Ses premières paroles, en rentrant chez lui, furent :
« Pentecôte, vois donc par là dans le garde-manger s’il ne se trouve pas quelque pâté, quelque volaille froide oubliés, avec quelque bouteille de vin. »
Le couvert se trouva mis avec une célérité qui témoignait de la crainte que le baron inspirait au truand. Mais tout en s’activant Guillaume Pentecôte faisait marcher sa langue :
« Je vous attendais avec impatience, monsieur le baron, je vous ai couru après toute la matinée sans pouvoir vous mettre la main dessus.
– Pourquoi me cherchais-tu ? s’informa Rospignac en s’allongeant voluptueusement dans son fauteuil.
– Pour vous dire que vous étiez suivi par Beaurevers.
– Tu sais que je l’ai rencontré, Beaurevers, grinça Rospignac.
– Oui, monsieur, j’étais dans la foule. Et, comme je vous l’avais prédit, il vous a fort mal accommodé.
– Sois tranquille, Pentecôte, il payera cela… avec de solides intérêts, je t’en réponds. Mais tu me disais que Beaurevers m’avait suivi, qui te fait supposer cela ?

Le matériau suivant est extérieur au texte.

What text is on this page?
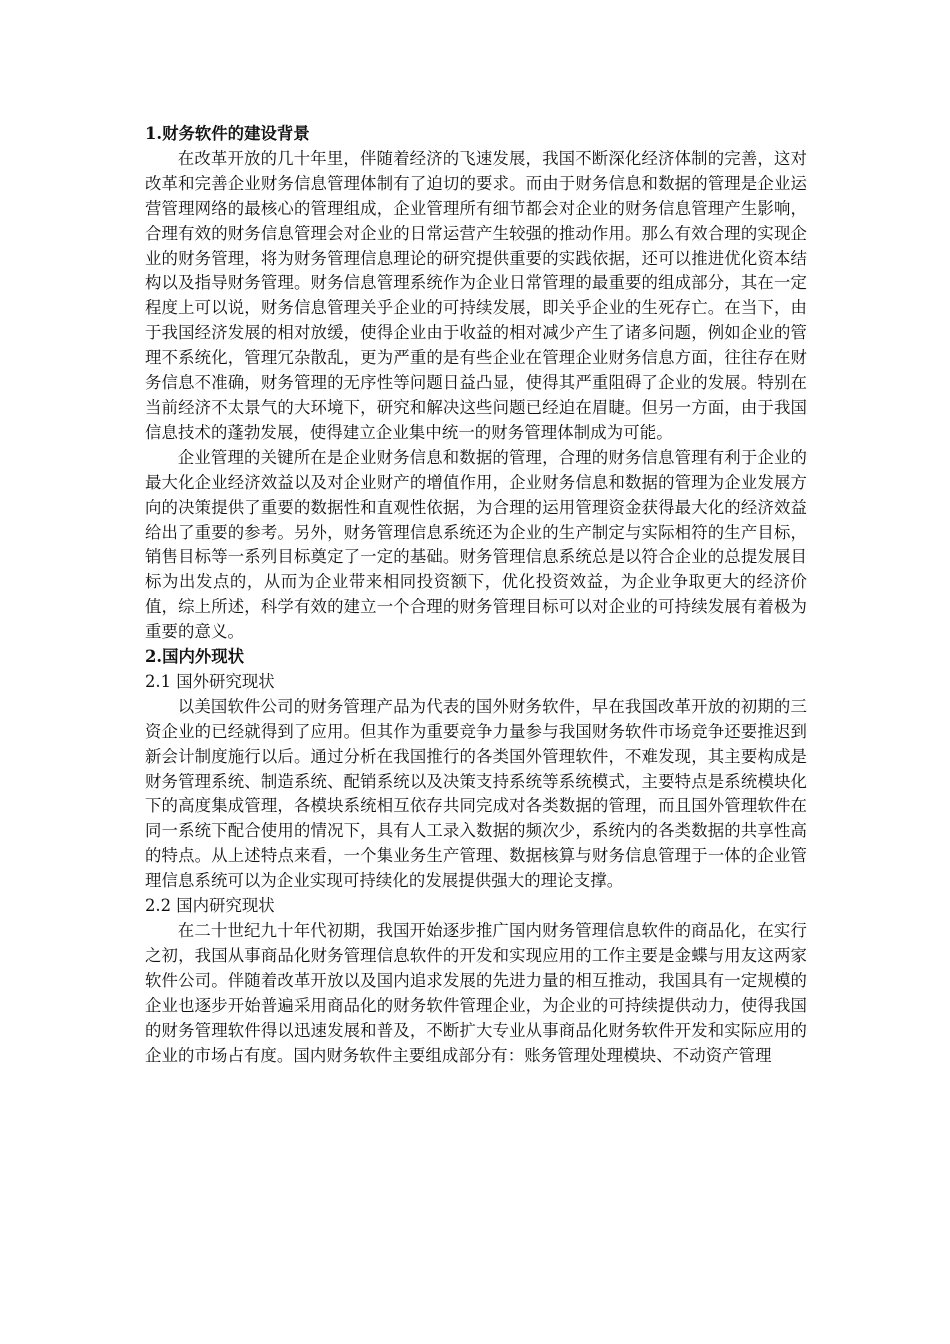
1.财务软件的建设背景

在改革开放的几十年里，伴随着经济的飞速发展，我国不断深化经济体制的完善，这对改革和完善企业财务信息管理体制有了迫切的要求。而由于财务信息和数据的管理是企业运营管理网络的最核心的管理组成，企业管理所有细节都会对企业的财务信息管理产生影响，合理有效的财务信息管理会对企业的日常运营产生较强的推动作用。那么有效合理的实现企业的财务管理，将为财务管理信息理论的研究提供重要的实践依据，还可以推进优化资本结构以及指导财务管理。财务信息管理系统作为企业日常管理的最重要的组成部分，其在一定程度上可以说，财务信息管理关乎企业的可持续发展，即关乎企业的生死存亡。在当下，由于我国经济发展的相对放缓，使得企业由于收益的相对减少产生了诸多问题，例如企业的管理不系统化，管理冗杂散乱，更为严重的是有些企业在管理企业财务信息方面，往往存在财务信息不准确，财务管理的无序性等问题日益凸显，使得其严重阻碍了企业的发展。特别在当前经济不太景气的大环境下，研究和解决这些问题已经迫在眉睫。但另一方面，由于我国信息技术的蓬勃发展，使得建立企业集中统一的财务管理体制成为可能。

企业管理的关键所在是企业财务信息和数据的管理，合理的财务信息管理有利于企业的最大化企业经济效益以及对企业财产的增值作用，企业财务信息和数据的管理为企业发展方向的决策提供了重要的数据性和直观性依据，为合理的运用管理资金获得最大化的经济效益给出了重要的参考。另外，财务管理信息系统还为企业的生产制定与实际相符的生产目标，销售目标等一系列目标奠定了一定的基础。财务管理信息系统总是以符合企业的总提发展目标为出发点的，从而为企业带来相同投资额下，优化投资效益，为企业争取更大的经济价值，综上所述，科学有效的建立一个合理的财务管理目标可以对企业的可持续发展有着极为重要的意义。

2.国内外现状

2.1 国外研究现状

以美国软件公司的财务管理产品为代表的国外财务软件，早在我国改革开放的初期的三资企业的已经就得到了应用。但其作为重要竞争力量参与我国财务软件市场竞争还要推迟到新会计制度施行以后。通过分析在我国推行的各类国外管理软件，不难发现，其主要构成是财务管理系统、制造系统、配销系统以及决策支持系统等系统模式，主要特点是系统模块化下的高度集成管理，各模块系统相互依存共同完成对各类数据的管理，而且国外管理软件在同一系统下配合使用的情况下，具有人工录入数据的频次少，系统内的各类数据的共享性高的特点。从上述特点来看，一个集业务生产管理、数据核算与财务信息管理于一体的企业管理信息系统可以为企业实现可持续化的发展提供强大的理论支撑。

2.2 国内研究现状

在二十世纪九十年代初期，我国开始逐步推广国内财务管理信息软件的商品化，在实行之初，我国从事商品化财务管理信息软件的开发和实现应用的工作主要是金蝶与用友这两家软件公司。伴随着改革开放以及国内追求发展的先进力量的相互推动，我国具有一定规模的企业也逐步开始普遍采用商品化的财务软件管理企业，为企业的可持续提供动力，使得我国的财务管理软件得以迅速发展和普及，不断扩大专业从事商品化财务软件开发和实际应用的企业的市场占有度。国内财务软件主要组成部分有：账务管理处理模块、不动资产管理
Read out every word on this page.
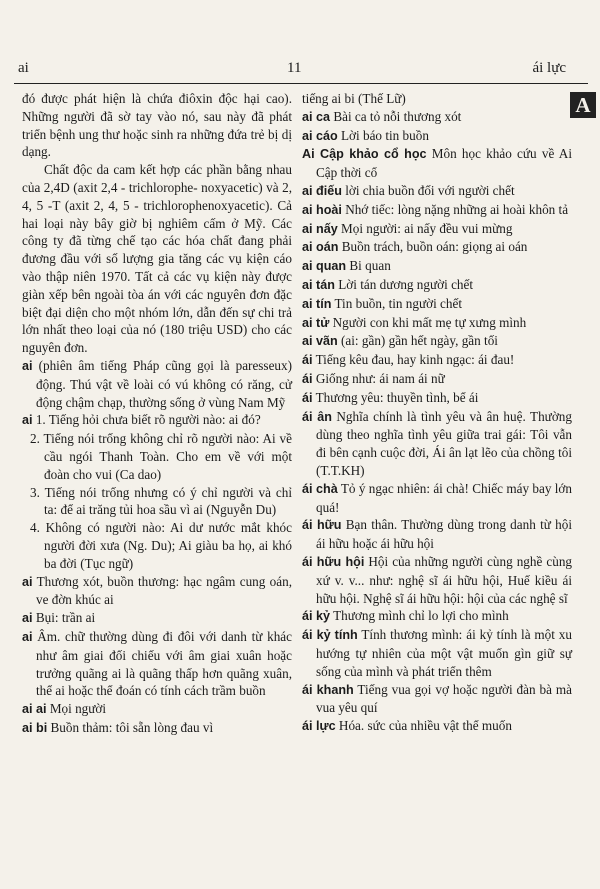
ai	11	ái lực
A

đó được phát hiện là chứa điôxin độc hại cao). Những người đã sờ tay vào nó, sau này đã phát triển bệnh ung thư hoặc sinh ra những đứa trẻ bị dị dạng.

Chất độc da cam kết hợp các phần bằng nhau của 2,4D (axit 2,4 - trichlorophe- noxyacetic) và 2, 4, 5 -T (axit 2, 4, 5 - trichlorophenoxyacetic). Cả hai loại này bây giờ bị nghiêm cấm ở Mỹ. Các công ty đã từng chế tạo các hóa chất đang phải đương đầu với số lượng gia tăng các vụ kiện cáo vào thập niên 1970. Tất cả các vụ kiện này được giàn xếp bên ngoài tòa án với các nguyên đơn đặc biệt đại diện cho một nhóm lớn, dẫn đến sự chi trả lớn nhất theo loại của nó (180 triệu USD) cho các nguyên đơn.

ai (phiên âm tiếng Pháp cũng gọi là paresseux) động. Thú vật về loài có vú không có răng, cử động chậm chạp, thường sống ở vùng Nam Mỹ

ai 1. Tiếng hỏi chưa biết rõ người nào: ai đó?

2. Tiếng nói trống không chỉ rõ người nào: Ai về cầu ngói Thanh Toàn. Cho em về với một đoàn cho vui (Ca dao)

3. Tiếng nói trống nhưng có ý chỉ người và chỉ ta: để ai trăng tủi hoa sầu vì ai (Nguyễn Du)

4. Không có người nào: Ai dư nước mắt khóc người đời xưa (Ng. Du); Ai giàu ba họ, ai khó ba đời (Tục ngữ)

ai Thương xót, buồn thương: hạc ngâm cung oán, ve đờn khúc ai

ai Bụi: trần ai

ai Âm. chữ thường dùng đi đôi với danh từ khác như âm giai đối chiếu với âm giai xuân hoặc trưởng quãng ai là quãng thấp hơn quãng xuân, thể ai hoặc thể đoán có tính cách trầm buồn

ai ai Mọi người

ai bi Buồn thảm: tôi sẵn lòng đau vì

tiếng ai bi (Thế Lữ)

ai ca Bài ca tỏ nỗi thương xót

ai cáo Lời báo tin buồn

Ai Cập khảo cổ học Môn học khảo cứu về Ai Cập thời cổ

ai điếu lời chia buồn đối với người chết

ai hoài Nhớ tiếc: lòng nặng những ai hoài khôn tả

ai nấy Mọi người: ai nấy đều vui mừng

ai oán Buồn trách, buồn oán: giọng ai oán

ai quan Bi quan

ai tán Lời tán dương người chết

ai tín Tin buồn, tin người chết

ai tử Người con khi mất mẹ tự xưng mình

ai vãn (ai: gần) gần hết ngày, gần tối

ái Tiếng kêu đau, hay kinh ngạc: ái đau!

ái Giống như: ái nam ái nữ

ái Thương yêu: thuyền tình, bể ái

ái ân Nghĩa chính là tình yêu và ân huệ. Thường dùng theo nghĩa tình yêu giữa trai gái: Tôi vẫn đi bên cạnh cuộc đời, Ái ân lạt lẽo của chồng tôi (T.T.KH)

ái chà Tỏ ý ngạc nhiên: ái chà! Chiếc máy bay lớn quá!

ái hữu Bạn thân. Thường dùng trong danh từ hội ái hữu hoặc ái hữu hội

ái hữu hội Hội của những người cùng nghề cùng xứ v. v... như: nghệ sĩ ái hữu hội, Huế kiều ái hữu hội. Nghệ sĩ ái hữu hội: hội của các nghệ sĩ

ái kỷ Thương mình chỉ lo lợi cho mình

ái kỷ tính Tính thương mình: ái kỷ tính là một xu hướng tự nhiên của một vật muốn gìn giữ sự sống của mình và phát triển thêm

ái khanh Tiếng vua gọi vợ hoặc người đàn bà mà vua yêu quí

ái lực Hóa. sức của nhiều vật thể muốn
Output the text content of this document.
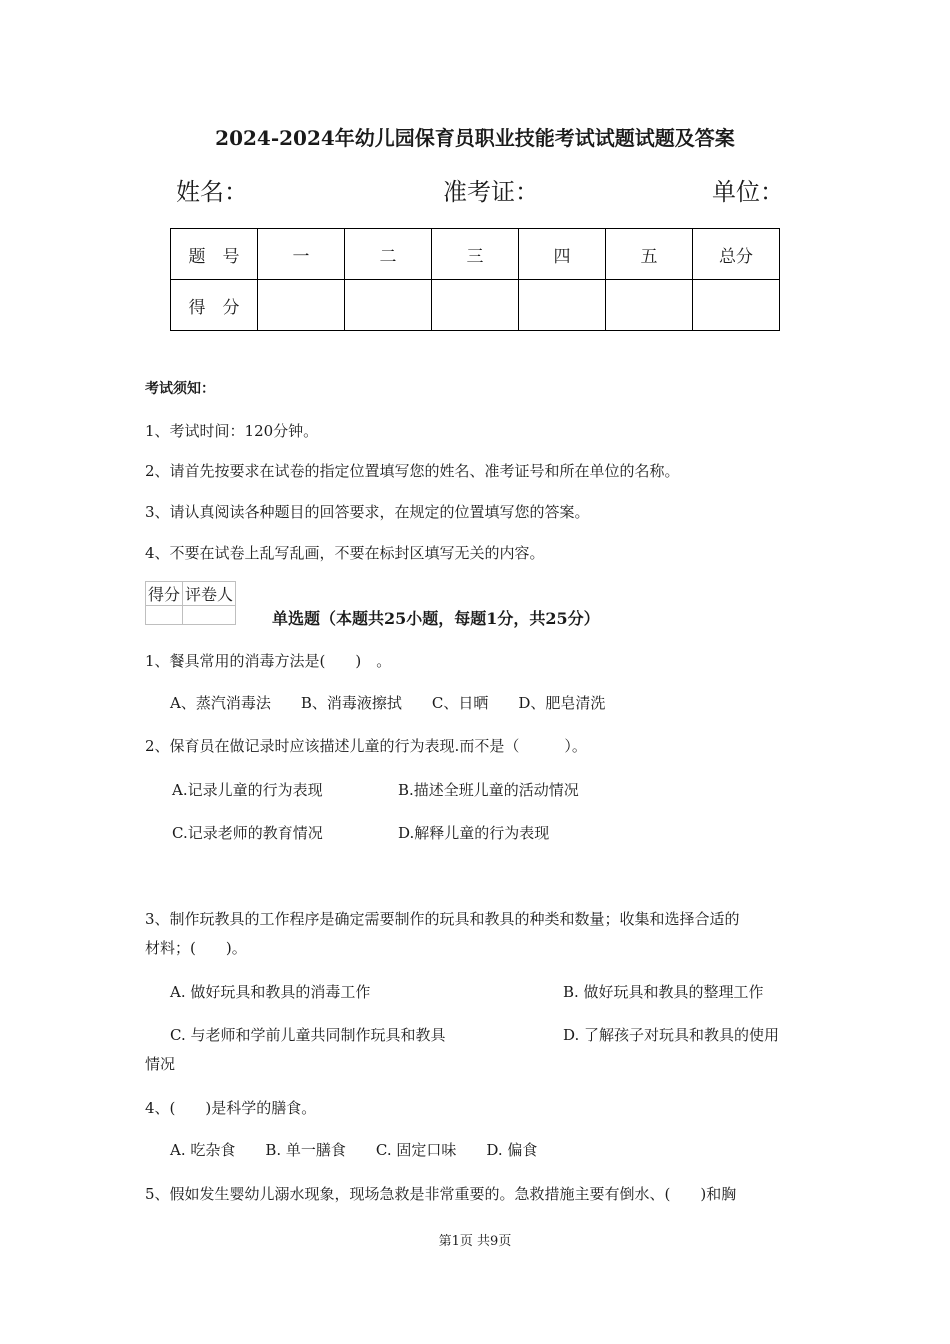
2024-2024年幼儿园保育员职业技能考试试题试题及答案
姓名：	准考证：	单位：
题　号	一	二	三	四	五	总分
得　分						
考试须知：
1、考试时间：120分钟。
2、请首先按要求在试卷的指定位置填写您的姓名、准考证号和所在单位的名称。
3、请认真阅读各种题目的回答要求，在规定的位置填写您的答案。
4、不要在试卷上乱写乱画，不要在标封区填写无关的内容。
得分	评卷人

单选题（本题共25小题，每题1分，共25分）
1、餐具常用的消毒方法是(　　)　。
A、蒸汽消毒法　　B、消毒液擦拭　　C、日晒　　D、肥皂清洗
2、保育员在做记录时应该描述儿童的行为表现.而不是（　　　）。
A.记录儿童的行为表现	B.描述全班儿童的活动情况
C.记录老师的教育情况	D.解释儿童的行为表现
3、制作玩教具的工作程序是确定需要制作的玩具和教具的种类和数量；收集和选择合适的
材料；(　　)。
A. 做好玩具和教具的消毒工作	B. 做好玩具和教具的整理工作
C. 与老师和学前儿童共同制作玩具和教具	D. 了解孩子对玩具和教具的使用
情况
4、(　　)是科学的膳食。
A. 吃杂食　　B. 单一膳食　　C. 固定口味　　D. 偏食
5、假如发生婴幼儿溺水现象，现场急救是非常重要的。急救措施主要有倒水、(　　)和胸
第1页 共9页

– Ce n’est pas une supposition, monsieur, c’est une certitude. J’ai entendu de mes propres oreilles Beaurevers déclarer qu’il vous suivait depuis le matin et qu’il allait se remettre à vos trousses. »
Et Guillaume Pentecôte qui, paraît-il, était doué d’une excellente mémoire, répéta presque mot à mot les paroles que Beaurevers avait dites à Fiorinda en la quittant sur la place Saint-Gervais.
« Monsieur le baron n’est pas inquiet de savoir que Beaurevers l’a suivi ?
– Non, Pentecôte, non, maintenant cela m’est tout à fait égal. Tu ne comprends pas, hein ?… Sois tranquille, je t’expliquerai… d’autant que j’ai besoin de toi. Pour commencer, tu vas filer. Tu te rendras à l’hôtel Cluny… Tu connais le capitaine Malicorne, je présume ?
– Parbleu !
– Tu vas donc te rendre à l’hôtel Cluny, tu surveilleras Malicorne… et tu viendras me dire ce qui s’est passé… s’il se passe quelque chose. Allons, décampe et vivement… Tiens, prends ces pièces d’or… »
XVI – PASSION NAISSANTE
Beaurevers, suivi de Trinquemaille, de Bouracan, de Corpodibale et de Strapafar, entra dans la salle de l’auberge du Pré et se dirigea vers le coin qu’il affectionnait.